Each mural segment first began with extensive research. At a time when recorded histories of communities of color were barely emerging, historians, artists, and community members with first-hand accounts were invited to the Mural Talleres (workshops) to help the past come to life and inform the imagery.

The first 1,000 feet of the mural is completed entirely in 1976. Ten artists led the design and painting: Kristi Lucas, Christina Schlesinger, Judith F. Baca, Judith Hernandez, Ulysses Jenkins, Gary Takamoto, Arnold Ramirez, Olga Muniz, Charlie Brown, and Isabel Castro. The artists led teams made up of 10 youth, who impacted the development of the images. Their familial histories, experiences, artistry, and likeness are incorporated into the mural.

In an effort to make the mural more stylistically cohesive, Judy Baca began exerting more control of the overall design in 1978. Having returned from El Taller Siqueiros, a mural workshop by David Alfaro Siqueiros, Baca began to employ the puntos system, which uses mathematical ratios that create a musical harmony and alignment and give the mural movement and three-dimensionality.

With no prior mural making experience, pairs of youth translated blueprints of images to scale. While one measured the blueprint, another outlined the image on the grid-like pattern on the wall. The process became like connecting the dots as the youth brought the mural to life.

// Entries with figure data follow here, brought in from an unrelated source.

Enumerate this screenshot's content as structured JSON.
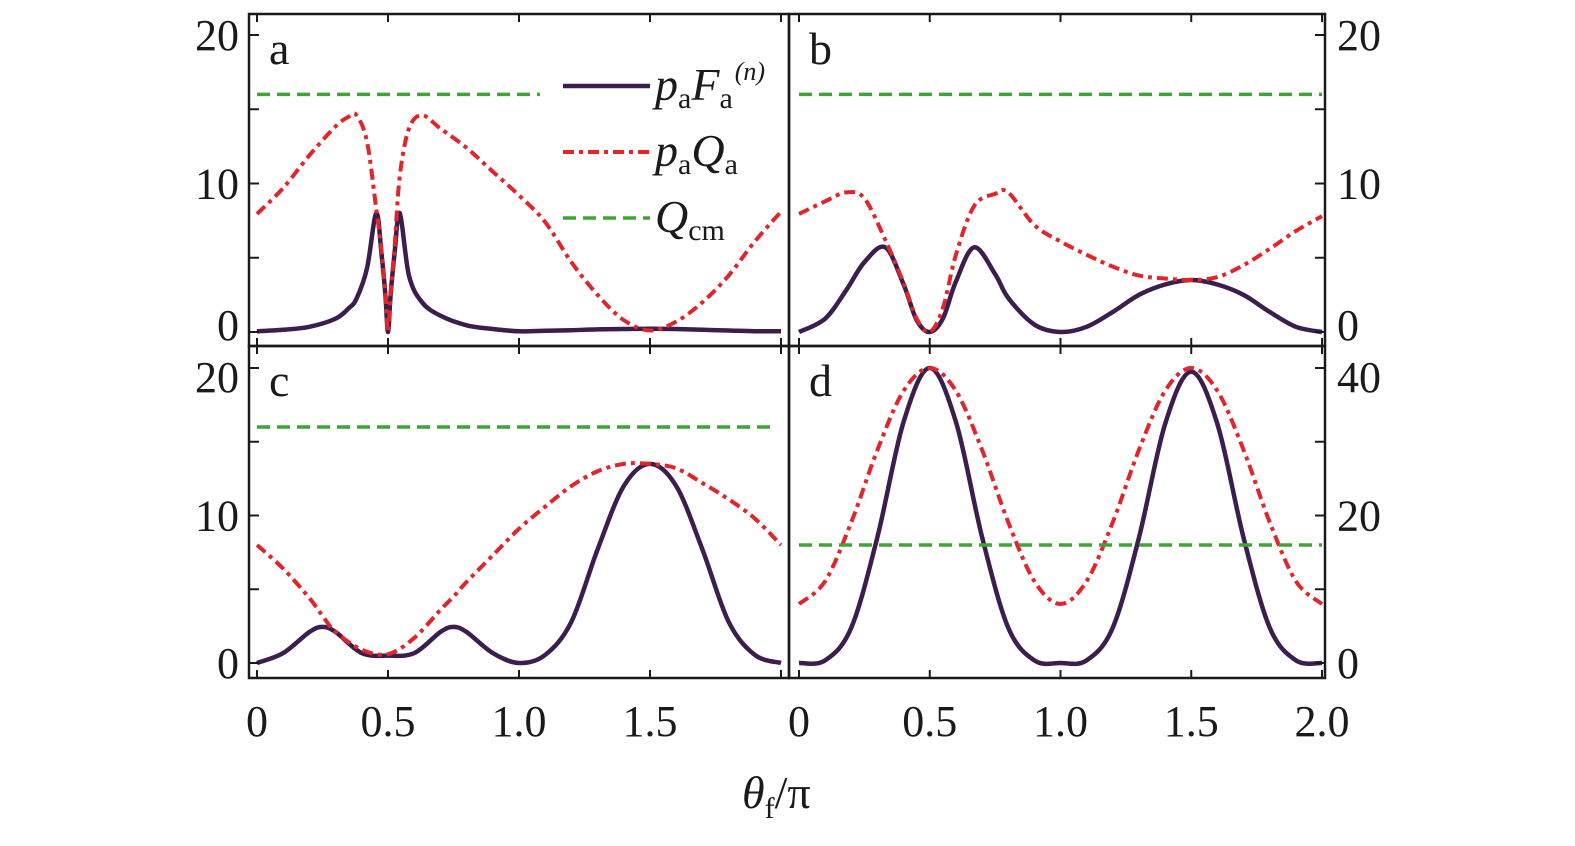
{
  "chart_data": [
    {
      "type": "line",
      "panel_label": "a",
      "y_axis_side": "left",
      "xlim": [
        0,
        2
      ],
      "ylim": [
        -1,
        21.4
      ],
      "yticks": [
        0,
        10,
        20
      ],
      "yminor": [
        5,
        15
      ],
      "xticks": [
        0,
        0.5,
        1.0,
        1.5,
        2.0
      ],
      "xtick_labels": [],
      "series": [
        {
          "key": "F",
          "x": [
            0,
            0.1,
            0.2,
            0.3,
            0.35,
            0.38,
            0.42,
            0.455,
            0.475,
            0.49,
            0.5,
            0.51,
            0.525,
            0.545,
            0.58,
            0.63,
            0.7,
            0.8,
            0.9,
            1.0,
            1.1,
            1.2,
            1.3,
            1.4,
            1.5,
            1.6,
            1.7,
            1.8,
            1.9,
            2.0
          ],
          "y": [
            0.05,
            0.15,
            0.35,
            0.9,
            1.6,
            2.25,
            4.3,
            8.0,
            5.3,
            2.5,
            0,
            2.5,
            5.3,
            8.0,
            3.8,
            2.0,
            1.1,
            0.45,
            0.2,
            0.05,
            0.08,
            0.12,
            0.18,
            0.2,
            0.22,
            0.2,
            0.15,
            0.1,
            0.05,
            0.05
          ]
        },
        {
          "key": "Q",
          "x": [
            0,
            0.1,
            0.2,
            0.3,
            0.35,
            0.38,
            0.42,
            0.455,
            0.475,
            0.49,
            0.5,
            0.51,
            0.525,
            0.545,
            0.58,
            0.63,
            0.7,
            0.8,
            0.9,
            1.0,
            1.1,
            1.2,
            1.3,
            1.4,
            1.5,
            1.6,
            1.7,
            1.8,
            1.9,
            2.0
          ],
          "y": [
            7.95,
            9.7,
            11.9,
            13.85,
            14.5,
            14.6,
            12.8,
            8.3,
            5.5,
            2.6,
            0,
            2.6,
            5.7,
            10.5,
            13.7,
            14.6,
            13.7,
            12.4,
            10.8,
            9.2,
            7.4,
            4.7,
            2.5,
            0.8,
            0.1,
            0.7,
            2.0,
            3.8,
            6.1,
            8.1
          ]
        },
        {
          "key": "Qcm",
          "x": [
            0,
            1.08
          ],
          "y": [
            16,
            16
          ]
        }
      ],
      "legend": {
        "placement": "top-right",
        "entries": [
          {
            "key": "F",
            "main1": "p",
            "sub1": "a",
            "main2": "F",
            "sub2": "a",
            "sup2": "(n)"
          },
          {
            "key": "Q",
            "main1": "p",
            "sub1": "a",
            "main2": "Q",
            "sub2": "a",
            "sup2": ""
          },
          {
            "key": "Qcm",
            "main1": "Q",
            "sub1": "cm",
            "main2": "",
            "sub2": "",
            "sup2": ""
          }
        ]
      }
    },
    {
      "type": "line",
      "panel_label": "b",
      "y_axis_side": "right",
      "xlim": [
        0,
        2
      ],
      "ylim": [
        -1,
        21.4
      ],
      "yticks": [
        0,
        10,
        20
      ],
      "yminor": [
        5,
        15
      ],
      "xticks": [
        0,
        0.5,
        1.0,
        1.5,
        2.0
      ],
      "xtick_labels": [],
      "series": [
        {
          "key": "F",
          "x": [
            0,
            0.1,
            0.18,
            0.25,
            0.33,
            0.4,
            0.45,
            0.5,
            0.55,
            0.6,
            0.67,
            0.75,
            0.8,
            0.9,
            1.0,
            1.1,
            1.2,
            1.3,
            1.4,
            1.5,
            1.6,
            1.7,
            1.8,
            1.9,
            2.0
          ],
          "y": [
            0,
            0.9,
            2.8,
            4.7,
            5.7,
            3.2,
            0.8,
            0,
            0.9,
            3.4,
            5.7,
            3.9,
            2.3,
            0.5,
            0,
            0.35,
            1.35,
            2.5,
            3.2,
            3.5,
            3.2,
            2.5,
            1.35,
            0.35,
            0
          ]
        },
        {
          "key": "Q",
          "x": [
            0,
            0.1,
            0.18,
            0.25,
            0.33,
            0.4,
            0.45,
            0.5,
            0.55,
            0.6,
            0.67,
            0.75,
            0.8,
            0.9,
            1.0,
            1.1,
            1.2,
            1.3,
            1.4,
            1.5,
            1.6,
            1.7,
            1.8,
            1.9,
            2.0
          ],
          "y": [
            7.95,
            8.8,
            9.4,
            9.0,
            6.2,
            3.3,
            0.9,
            0,
            1.6,
            5.2,
            8.5,
            9.3,
            9.4,
            7.2,
            6.1,
            5.2,
            4.4,
            3.8,
            3.6,
            3.5,
            3.7,
            4.5,
            5.6,
            6.8,
            7.8
          ]
        },
        {
          "key": "Qcm",
          "x": [
            0,
            2
          ],
          "y": [
            16,
            16
          ]
        }
      ]
    },
    {
      "type": "line",
      "panel_label": "c",
      "y_axis_side": "left",
      "xlim": [
        0,
        2
      ],
      "ylim": [
        -1,
        21.5
      ],
      "yticks": [
        0,
        10,
        20
      ],
      "yminor": [
        5,
        15
      ],
      "xticks": [
        0,
        0.5,
        1.0,
        1.5,
        2.0
      ],
      "xtick_labels": [
        "0",
        "0.5",
        "1.0",
        "1.5"
      ],
      "series": [
        {
          "key": "F",
          "x": [
            0,
            0.1,
            0.2,
            0.25,
            0.3,
            0.4,
            0.5,
            0.6,
            0.7,
            0.75,
            0.8,
            0.9,
            1.0,
            1.1,
            1.2,
            1.3,
            1.4,
            1.5,
            1.6,
            1.7,
            1.8,
            1.9,
            2.0
          ],
          "y": [
            0,
            0.67,
            2.1,
            2.45,
            2.1,
            0.67,
            0.5,
            0.67,
            2.1,
            2.45,
            2.1,
            0.67,
            0,
            0.55,
            2.8,
            7.7,
            12.0,
            13.5,
            12.0,
            7.7,
            2.8,
            0.55,
            0
          ]
        },
        {
          "key": "Q",
          "x": [
            0,
            0.1,
            0.2,
            0.25,
            0.3,
            0.4,
            0.5,
            0.6,
            0.7,
            0.75,
            0.8,
            0.9,
            1.0,
            1.1,
            1.2,
            1.3,
            1.4,
            1.5,
            1.6,
            1.7,
            1.8,
            1.9,
            2.0
          ],
          "y": [
            8.0,
            6.4,
            4.4,
            3.2,
            2.1,
            0.9,
            0.6,
            1.7,
            3.6,
            4.5,
            5.5,
            7.3,
            9.1,
            10.6,
            12.0,
            13.0,
            13.5,
            13.5,
            13.2,
            12.2,
            11.1,
            9.8,
            8.0
          ]
        },
        {
          "key": "Qcm",
          "x": [
            0,
            1.98
          ],
          "y": [
            16,
            16
          ]
        }
      ]
    },
    {
      "type": "line",
      "panel_label": "d",
      "y_axis_side": "right",
      "xlim": [
        0,
        2
      ],
      "ylim": [
        -2,
        43
      ],
      "yticks": [
        0,
        20,
        40
      ],
      "yminor": [
        10,
        30
      ],
      "xticks": [
        0,
        0.5,
        1.0,
        1.5,
        2.0
      ],
      "xtick_labels": [
        "0",
        "0.5",
        "1.0",
        "1.5",
        "2.0"
      ],
      "series": [
        {
          "key": "F",
          "x": [
            0,
            0.1,
            0.2,
            0.3,
            0.4,
            0.5,
            0.6,
            0.7,
            0.8,
            0.9,
            1.0,
            1.1,
            1.2,
            1.3,
            1.4,
            1.5,
            1.6,
            1.7,
            1.8,
            1.9,
            2.0
          ],
          "y": [
            0,
            0.36,
            4.8,
            17.1,
            32.7,
            40,
            32.7,
            17.1,
            4.8,
            0.36,
            0,
            0.36,
            4.8,
            17.0,
            32.4,
            39.5,
            32.4,
            17.0,
            4.8,
            0.36,
            0
          ]
        },
        {
          "key": "Q",
          "x": [
            0,
            0.1,
            0.2,
            0.3,
            0.4,
            0.5,
            0.6,
            0.7,
            0.8,
            0.9,
            1.0,
            1.1,
            1.2,
            1.3,
            1.4,
            1.5,
            1.6,
            1.7,
            1.8,
            1.9,
            2.0
          ],
          "y": [
            8,
            11.1,
            19.1,
            28.9,
            36.9,
            40,
            36.9,
            28.9,
            19.1,
            11.1,
            8,
            11.1,
            19.1,
            28.9,
            36.9,
            40,
            36.9,
            28.9,
            19.1,
            11.1,
            8
          ]
        },
        {
          "key": "Qcm",
          "x": [
            0,
            2
          ],
          "y": [
            16,
            16
          ]
        }
      ]
    }
  ],
  "xlabel": {
    "main": "θ",
    "sub": "f",
    "rest": "/π"
  },
  "colors": {
    "F": "#3b1d4e",
    "Q": "#e0262b",
    "Qcm": "#3ea534",
    "axis": "#1a1a1a"
  }
}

“Hardship that’s the first thing that comes to my mind when I think about working down here. and the hassles that we went through with the people.”

– Brenda Jackson, age 15

“When we painted the mural of the Holocaust and I met the people that had the tattoos on them…that made me cry, because I know there was a world that was harder than mine”

 

– Ernestine Jimenez, age 18

In the last summer of production on the mural’s first half-mile, the Tujunga channel flooded abruptly. Artist and assistant project director Beatrice Plessnor ensured all the young mural makers made it out of the channel safely, but she was swept seven miles down. Rescued by the fire department, Bea survived. 

“Because of the unity we shared, I feel now that everything on the mural is my history, in a deeper way than I think I felt before.”